The scene is utterly ridiculous and covered in gallons and gallons of syrup.
I would never voluntarily go to a cinema to watch a romcom. That said, I have suffered the ignominy of being present at a screening of a vomit inducing sugary mess. I sat there with Mrs PM like an hopeless wretch, watching a movie that made my brain slowly shut down.
I didn’t plan it that way. Mrs PM and I went to the cinema to see a film we both wanted to see. Alas, fate conspired against me and that particular film was sold out. I can’t remember what the film was because I have tried to cast the memory of those hours from my mind.
“What about Serendipity?” said Mrs PM.
“What’s that about?” I asked.
“I don’t know but I think its something to do with fate and destiny. John Cusack’s in it. And Kate Beckinsale.”
My male side took over. I have a soft spot for Kate Beckinsale and I know that Mrs PM likes John Cusack.
“OK,” I said. “We’ll give it a go.”
Those words came back to haunt me. I endured the most humourless romantic load of tripe I had ever been subjected to. The plot was totally unbelievable. I didn’t laugh once (apart from maybe maniacally at the absurdity of the storyline).
I wasted my money and a couple of hours of my life.
As I left the cinema, I walked up to the box office and said “Has anybody found a will to live? I’ve just lost mine.”
As far as I am concerned, romance is fine in a movie. Comedy can be brilliant.
Problems arise when the two genres are combined.
A bit of romance in a comedy film is acceptable but when the romance takes over the movie becomes rubbish. Take A Fish Called Wanda – that is a wonderfully funny film with a hint of romance but the emphasis is definitely on the comedy.

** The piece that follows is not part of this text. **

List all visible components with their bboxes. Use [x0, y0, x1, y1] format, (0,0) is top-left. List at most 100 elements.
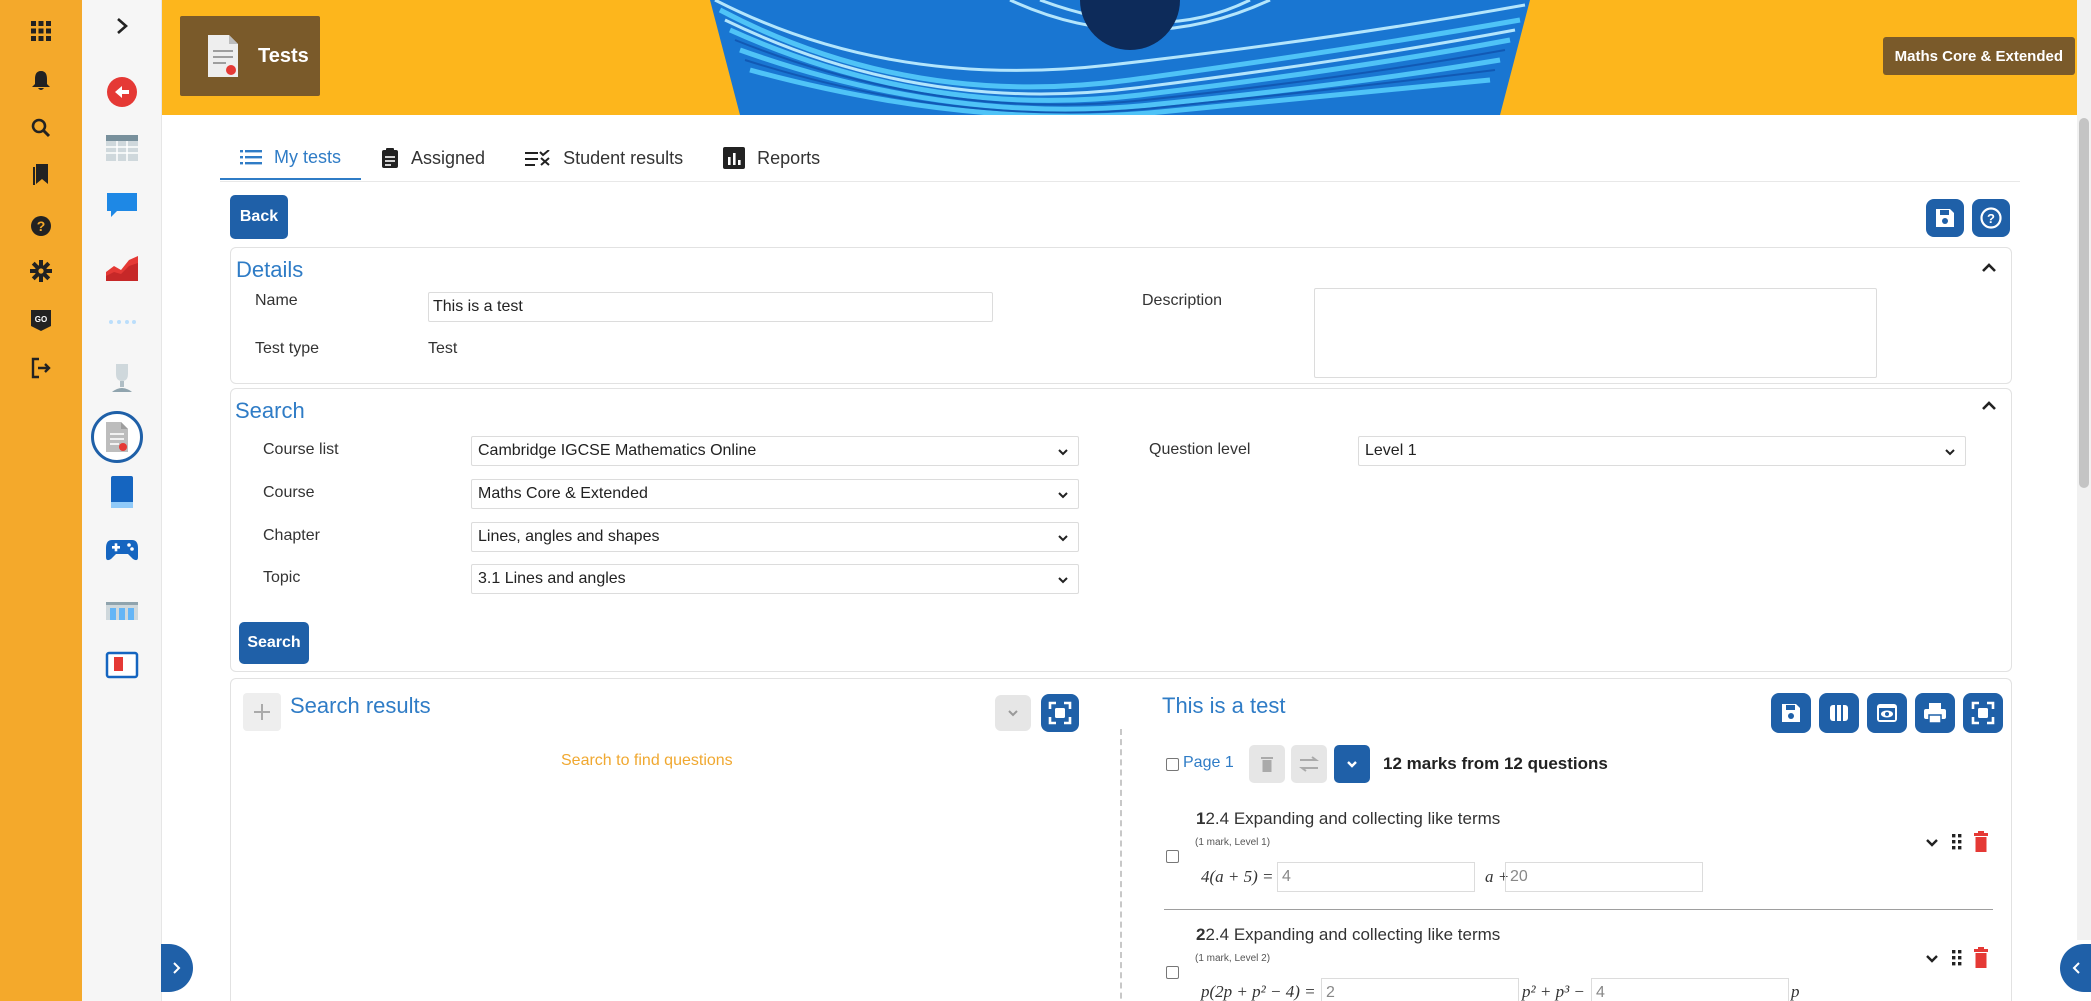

It works and it works marvellously.
Pretty Woman, Four Weddings and a Funeral, Serendipity and Love, Actually are pathetic films, immersed and saturated in gratuitous glucose and about as funny as kick up the arse.
Before you call me a cold-hearted heathen, I actually rate some pure romance films as the best I have seen – films like Casablanca, Brief Encounter, It’s A Wonderful Life and even dodgier films like Ghost and Titanic.
It seems like somebody thought When Harry Met Sally was a success so we should flood the market with films that follow the same formula/
I’m sure quite a few people will disagree with me and, as usual, I am willing to change my stance slightly if you can persuade me, dear reader.
Over to you, dear reader.
Do you think romcoms are rubbish? If not – why not?